In order to improve the treatment of acne in comorbidity with demodicosis and gallbladder dyskinesia, an algorithm of combination therapy with the gradual use of topical and systemic laser therapy was developed.
To reduce the manifestations of inflammation and elimination of ticks of the genus Demodex, patients underwent a course of laser procedures using a laser device with a wavelength of 1064 nm with remote treatment of the skin on the following parameters: wave length (λ) = 1064 nm; spot diameter (Ø) – 6 mm; fluence – 35 J/cm2; pulse length – 0.6 ms.
Normalization of gallbladder function in 100 % of patients of the group with
AV + D + GBD (48.0 % ± 7.9 %) and a decrease in the number of echinocytes to 8.89 ± 1.36 % with an increase in the number of discocytes to 88.11 % ± 5.78 % (p˂ 0.05 ) confirmed the effectiveness of the LLT course.
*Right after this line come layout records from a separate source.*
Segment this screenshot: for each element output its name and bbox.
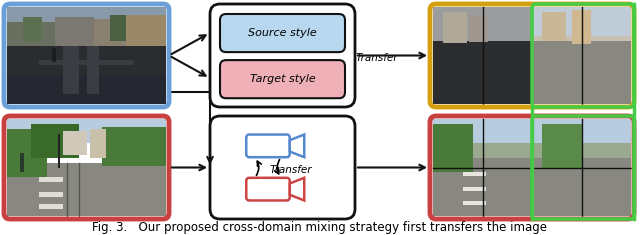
Bar: [39, 60, 134, 65]
Bar: [39, 204, 63, 209]
Bar: [110, 15, 126, 41]
Polygon shape: [290, 135, 304, 157]
Bar: [54, 17, 95, 46]
Bar: [7, 75, 166, 104]
Bar: [463, 172, 486, 176]
Bar: [468, 15, 488, 42]
Bar: [542, 124, 582, 168]
Bar: [126, 15, 166, 46]
Bar: [532, 7, 631, 36]
Bar: [23, 17, 42, 41]
Polygon shape: [290, 178, 304, 200]
Bar: [63, 46, 79, 94]
Text: Transfer: Transfer: [356, 53, 398, 63]
Bar: [532, 41, 631, 104]
Bar: [90, 129, 106, 158]
Bar: [532, 7, 631, 104]
Bar: [433, 7, 532, 104]
Bar: [433, 119, 631, 143]
FancyBboxPatch shape: [246, 178, 290, 200]
Bar: [433, 7, 532, 41]
Text: Fig. 3.   Our proposed cross-domain mixing strategy first transfers the image: Fig. 3. Our proposed cross-domain mixing…: [93, 222, 547, 235]
Text: Transfer: Transfer: [269, 164, 312, 175]
Bar: [463, 187, 486, 191]
Bar: [7, 22, 54, 46]
Bar: [433, 41, 532, 104]
Bar: [443, 12, 467, 43]
Bar: [542, 12, 566, 41]
Bar: [433, 124, 472, 172]
Bar: [7, 163, 166, 216]
Bar: [463, 201, 486, 205]
FancyBboxPatch shape: [220, 14, 345, 52]
Bar: [39, 177, 63, 182]
Bar: [58, 133, 60, 168]
Text: Source style: Source style: [248, 28, 317, 38]
Bar: [433, 119, 631, 216]
Bar: [433, 158, 631, 216]
FancyBboxPatch shape: [210, 4, 355, 107]
Bar: [39, 192, 63, 197]
Bar: [95, 19, 126, 46]
FancyBboxPatch shape: [220, 60, 345, 98]
FancyBboxPatch shape: [246, 135, 290, 157]
Bar: [102, 127, 166, 166]
Bar: [572, 10, 591, 44]
Bar: [86, 46, 99, 94]
Bar: [7, 119, 166, 143]
Bar: [20, 153, 24, 172]
Bar: [31, 124, 79, 158]
Text: Target style: Target style: [250, 74, 316, 84]
Bar: [7, 41, 166, 104]
Bar: [63, 131, 86, 155]
Bar: [7, 7, 166, 36]
Bar: [7, 129, 47, 177]
FancyBboxPatch shape: [210, 116, 355, 219]
Bar: [52, 48, 56, 62]
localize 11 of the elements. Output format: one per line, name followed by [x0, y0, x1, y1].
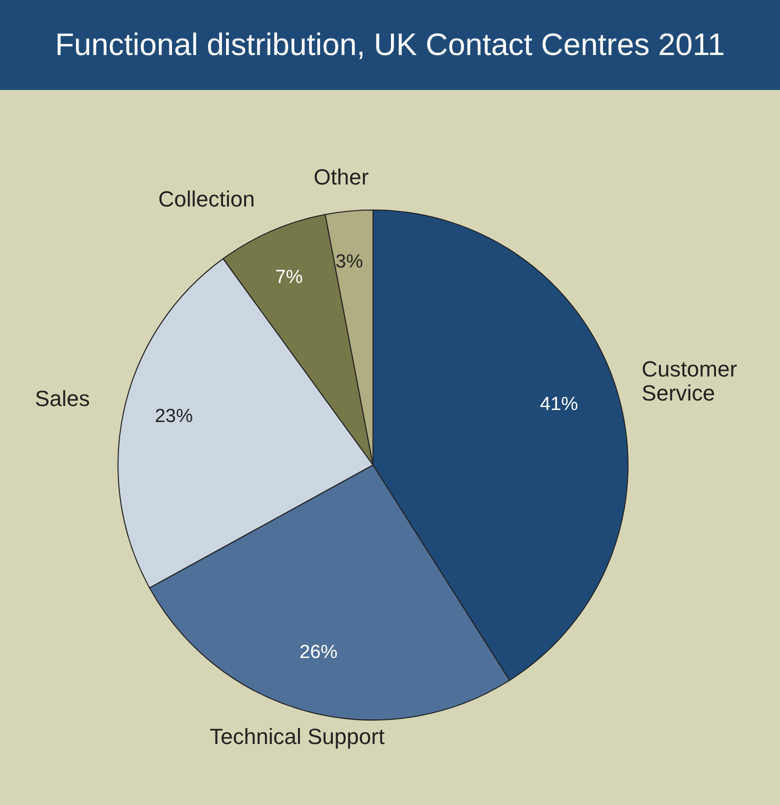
data-label: 3% [336, 251, 364, 272]
slice-label: Collection [158, 186, 255, 211]
chart-title: Functional distribution, UK Contact Centres 2011 [0, 0, 780, 90]
slice-label: Customer Service [642, 356, 738, 405]
slice-label: Technical Support [210, 724, 385, 749]
data-label: 26% [300, 642, 338, 664]
data-label: 7% [275, 266, 303, 288]
data-label: 41% [540, 394, 578, 416]
slice-label: Other [314, 164, 369, 189]
data-label: 23% [154, 406, 194, 428]
slice-label: Sales [34, 385, 90, 410]
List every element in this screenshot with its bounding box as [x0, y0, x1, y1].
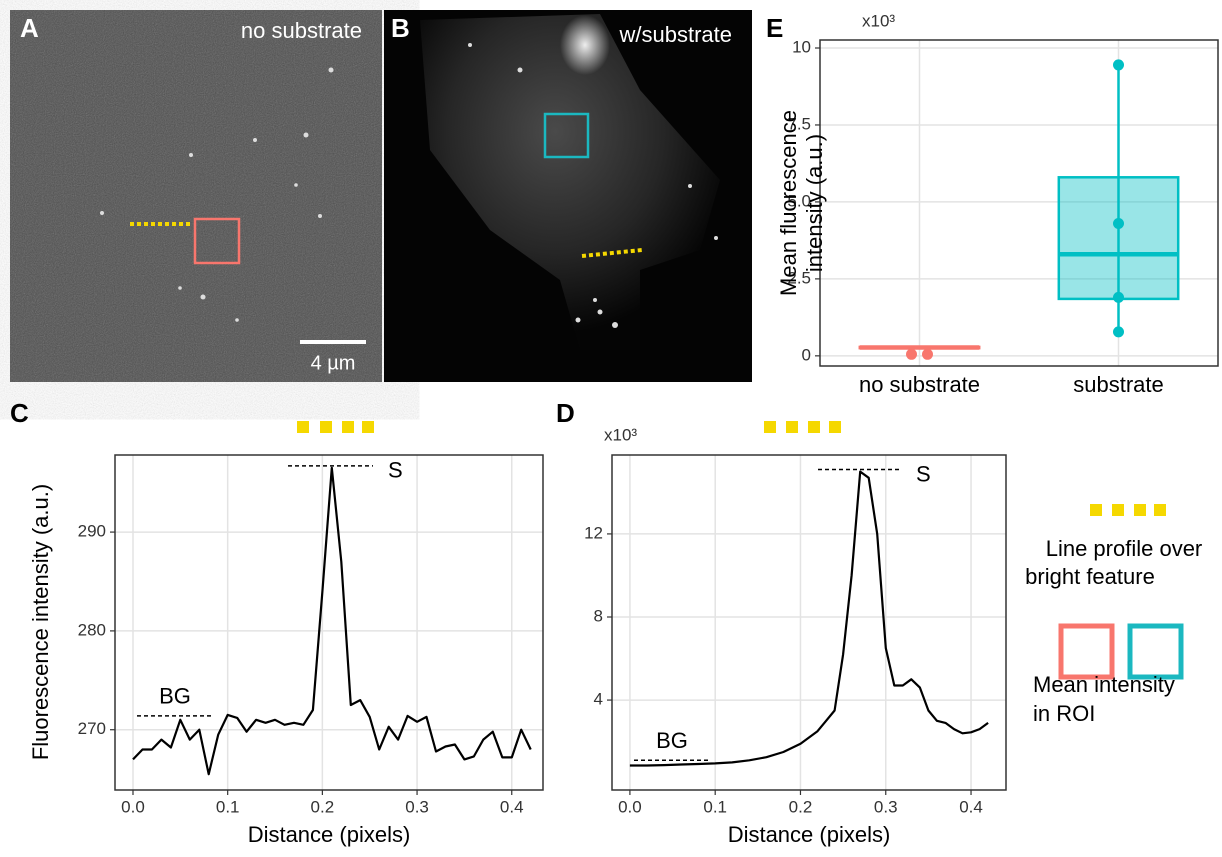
- x-tick-label: 0.2: [311, 797, 335, 816]
- axis-multiplier: x10³: [862, 11, 895, 30]
- y-tick-label: 10: [792, 37, 811, 56]
- scale-label: 4 µm: [311, 352, 356, 374]
- panel-letter: E: [766, 13, 783, 43]
- y-tick-label: 12: [584, 523, 603, 542]
- x-tick-label: 0.0: [121, 797, 145, 816]
- x-tick-label: 0.2: [789, 797, 813, 816]
- image-caption: no substrate: [241, 18, 362, 43]
- spots: [468, 43, 718, 328]
- legend-symbol: [1058, 623, 1115, 680]
- x-tick-label: 0.4: [959, 797, 983, 816]
- y-tick-label: 4: [594, 690, 603, 709]
- cell: [420, 14, 720, 350]
- profile-line: [581, 248, 643, 258]
- legend-symbol: [1090, 504, 1166, 516]
- legend-text: bright feature: [1025, 564, 1155, 589]
- panel-letter: A: [20, 13, 39, 43]
- x-axis-label: Distance (pixels): [728, 822, 891, 847]
- x-tick-label: 0.1: [216, 797, 240, 816]
- y-tick-label: 7.5: [787, 114, 811, 133]
- data-line: [132, 466, 532, 776]
- x-tick-label: 0.3: [405, 797, 429, 816]
- x-tick-label: 0.4: [500, 797, 524, 816]
- point: [1113, 59, 1124, 71]
- annotation-text: BG: [656, 728, 688, 753]
- y-tick-label: 280: [78, 620, 106, 639]
- annotation-text: S: [916, 461, 931, 486]
- y-axis-label: intensity (a.u.): [802, 134, 827, 272]
- image-caption: w/substrate: [619, 22, 733, 47]
- legend-text: in ROI: [1033, 701, 1095, 726]
- panel-letter: B: [391, 13, 410, 43]
- roi-box: [543, 112, 590, 159]
- y-tick-label: 5.0: [787, 191, 811, 210]
- plot-border: [114, 454, 544, 791]
- annotation-text: BG: [159, 684, 191, 709]
- x-tick-label: 0.0: [618, 797, 642, 816]
- legend-text: Mean intensity: [1033, 672, 1175, 697]
- image-b: B w/substrate: [384, 10, 752, 382]
- y-tick-label: 8: [594, 606, 603, 625]
- roi-box: [193, 217, 241, 265]
- noise: [10, 10, 382, 382]
- legend: Line profile over bright feature Mean in…: [1025, 504, 1202, 726]
- data-line: [629, 470, 989, 767]
- legend-text: Line profile over: [1046, 536, 1203, 561]
- y-tick-label: 2.5: [787, 268, 811, 287]
- y-axis-label: Fluorescence intensity (a.u.): [28, 484, 53, 760]
- y-axis-label: Mean fluorescence: [776, 110, 801, 296]
- point: [1113, 326, 1124, 338]
- plot-background: [612, 455, 1006, 790]
- point: [922, 348, 933, 360]
- spots: [100, 67, 334, 322]
- axis-multiplier: x10³: [604, 425, 637, 444]
- x-tick-label: substrate: [1073, 372, 1164, 397]
- x-tick-label: 0.3: [874, 797, 898, 816]
- annotation-text: S: [388, 458, 403, 483]
- legend-symbol: [1127, 623, 1184, 680]
- x-tick-label: 0.1: [703, 797, 727, 816]
- panel-letter: C: [10, 398, 29, 428]
- y-tick-label: 290: [78, 522, 106, 541]
- x-tick-label: no substrate: [859, 372, 980, 397]
- point: [1113, 217, 1124, 229]
- box: [1057, 176, 1180, 301]
- bright-region: [560, 15, 610, 75]
- plot-border: [611, 454, 1007, 791]
- x-axis-label: Distance (pixels): [248, 822, 411, 847]
- image-a: 4 µm A no substrate: [10, 10, 382, 382]
- profile-symbol: [297, 421, 841, 433]
- panel-letter: D: [556, 398, 575, 428]
- y-tick-label: 270: [78, 719, 106, 738]
- y-tick-label: 0: [802, 345, 811, 364]
- plot-background: [820, 40, 1218, 366]
- point: [1113, 291, 1124, 303]
- point: [906, 348, 917, 360]
- plot-border: [819, 39, 1219, 367]
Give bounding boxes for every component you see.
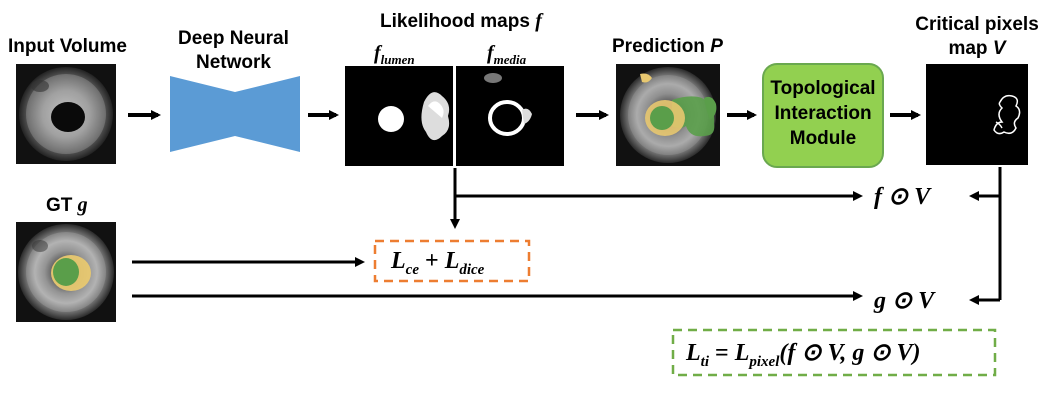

The use of a long-wave neodymium laser (λ = 1 064 nm) to eliminate the Demodex mites and reduce inflammation in the group of patients with V–VI phototype ensured the elimination of mites in 70 % of patients and reduced clinical manifestations by 58.9 % (p ˂ 0.05) , which proves the effectiveness and validity of the use of laser therapy for patients with V–VI phototype.
Key words: acne, acne vulgaris, demodicosis, gallbladder dyskinesia, comorbidity, life quality, Nd: YAG 1064 laser, laser therapy, intravenous low level laser therapy, photodynamic therapy.